Por Rafael Belló Klein


            É possível que nem todos, especialmente os mais jovens apreciadores do cinema hollywoodiano moderno, repleto de efeitos especiais, saibam que o filme Guerra dos Mundos, grande sucesso de bilheteria de Steven Spielberg, foi baseado em uma obra literária do século XIX. De fato, a inspiração para a superprodução de Spielberg, de 2005, foi o livro The War of the Words do escritor britânico Herbert George (H. G.) Wells, publicado pela primeira vez em 1898.

            H. G. Wells é hoje considerado um dos grandes fundadores da ficção científica como gênero literário. Entre suas obras encontram-se grandes clássicos como A Máquina do Tempo (1895), A Ilha do Dr. Moreau (1896), O Homem Invisível (1897) e, é claro, A Guerra dos Mundos (1898); todos com diversas adaptações de sucesso para o cinema.



O livro A Guerra dos Mundos de Wells, dividido em duas partes, narra a história da chegada e da conquista da Terra por marcianos, uma raça de seres tecnologicamente mais avançada que a nossa, que por muito tempo observou, invejou e desejou para si nosso fértil e habitável planeta, tendo em vista o esgotamento e degradação do seu próprio planeta de origem. Os marcianos chegam a Terra por meio de cápsulas artificiais, à primeira vista confundidas com meteoros, uma das quais cai nos arredores de Londres, próximo à casa do narrador da história, cuja identidade não é apresentada.

Os invasores, após algum tempo, saem de suas cápsulas, sendo feita na seqüência, uma primeira tentativa pacífica de comunicação, porém o grupo que se aproxima dos marcianos é desintegrado pela ação de um “raio de calor” (heat-ray, no original). Esta, juntamente com os tripods, grandes estruturas metálicas com três pernas e a black smoke, fumaça negra tóxica, são as principais armas dos marcianos, cuja avançada tecnologia em breve domina toda a região.

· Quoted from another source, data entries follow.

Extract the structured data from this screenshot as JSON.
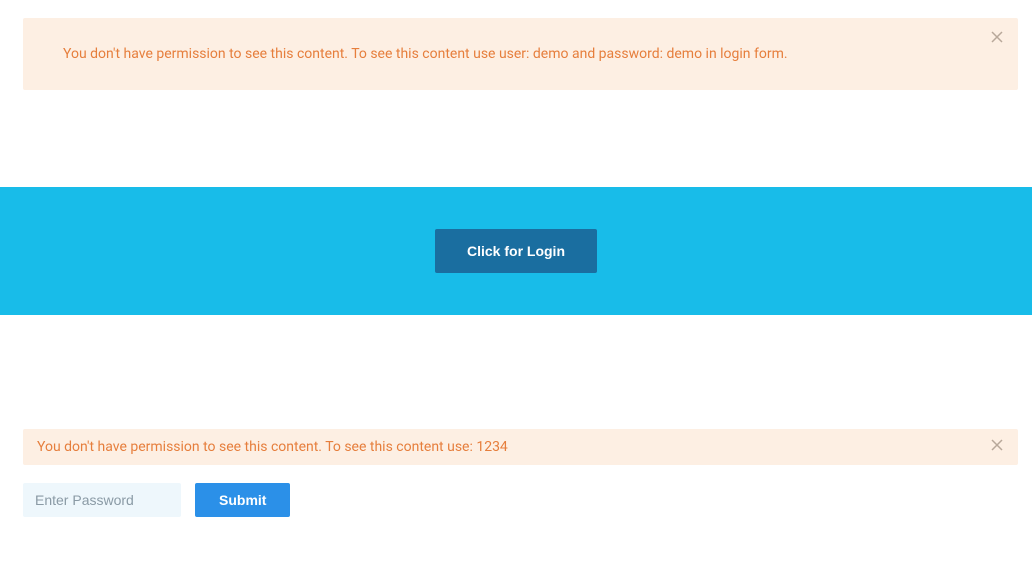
{
  "alerts": {
    "first": "You don't have permission to see this content. To see this content use user: demo and password: demo in login form.",
    "second": "You don't have permission to see this content. To see this content use: 1234"
  },
  "banner": {
    "login_button_label": "Click for Login"
  },
  "form": {
    "password_placeholder": "Enter Password",
    "submit_label": "Submit"
  }
}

A descrição dos marcianos, semelhantes a polvos gigantes, é impactante:

“Uma grande massa cinzenta e arredondada, talvez do tamanho de um urso, emergia lenta e penosamente do cilindro. (...) brilhava como couro molhado. Dois grandes olhos escuros fitavam-me impassivelmente. A massa que os rodeava, a cabeça da coisa, era redonda e tinha, digamos, um rosto. Havia uma boca sob os olhos, uma fenda sem lábios que fremia e arquejava, pingando saliva. (...).
Quem nunca viu um marciano vivo não pode imaginar a estranheza e o horror de sua aparência. (...) o incessante frêmito da boca, o monstruoso grupo de tentáculos, como os de uma Górgone, o tumultuoso respirar dos pulmões (...). Havia algo de fungóide na oleosa pele marrom, algo de uma sordidez indizível na deliberação desajeitada dos movimentos tediosos. Mesmo nesse primeiro encontro, (...) o nojo e o pavor me dominaram”.

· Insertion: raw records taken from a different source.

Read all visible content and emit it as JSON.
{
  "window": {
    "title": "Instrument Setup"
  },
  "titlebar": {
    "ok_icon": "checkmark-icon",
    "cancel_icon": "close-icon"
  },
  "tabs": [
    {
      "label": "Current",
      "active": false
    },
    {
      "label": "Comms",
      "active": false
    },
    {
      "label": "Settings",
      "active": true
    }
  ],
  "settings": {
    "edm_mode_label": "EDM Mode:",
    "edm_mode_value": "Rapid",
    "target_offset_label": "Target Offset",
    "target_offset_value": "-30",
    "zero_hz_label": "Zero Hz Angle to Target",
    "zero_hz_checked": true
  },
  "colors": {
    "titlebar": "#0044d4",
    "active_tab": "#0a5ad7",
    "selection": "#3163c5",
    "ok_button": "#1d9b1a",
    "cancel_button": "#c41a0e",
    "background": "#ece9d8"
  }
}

Sem querer examinar à exaustão a cativante narrativa de Wells, é interessante citar também a famosa passagem em que o protagonista-narrador fica preso com um padre em uma casa em ruínas, com os invasores nas proximidades. Isso porque, em primeiro lugar, esta será uma cena adaptada nas versões cinematográficas do livro, mas principalmente pela sua significação maior. O religioso está convencido de que a chegada dos alienígenas é o advento do Apocalipse bíblico, e passa a ter ruidosos rompantes de fé, que acabam por atrair os marcianos. Por suas ações, temos a impressão de que o padre enlouqueceu perante a situação.

De fato, temos a partir daí uma possível interpretação da obra de Wells. A humanidade salva-se da invasão marciana não por uma intervenção direta por parte de Deus ou de sua Igreja; ao contrário, Wells aparenta ser bastante pessimista quanto às instituições religiosas, como fica claro na passagem acima. A salvação da humanidade se dá pela ação de bactérias presentes em nossa atmosfera, para as quais os marcianos não possuem nenhum tipo de defesa imunológica. No entanto, apesar do materialismo da solução da crise, não se pode dar à história um caráter de ateísmo, visto que as bactérias para Wells os marcianos foram derrotados “depois do fracasso de todos os recursos humanos, pelos mais humildes seres que Deus, em sua sabedoria, havia posto sobre a Terra”.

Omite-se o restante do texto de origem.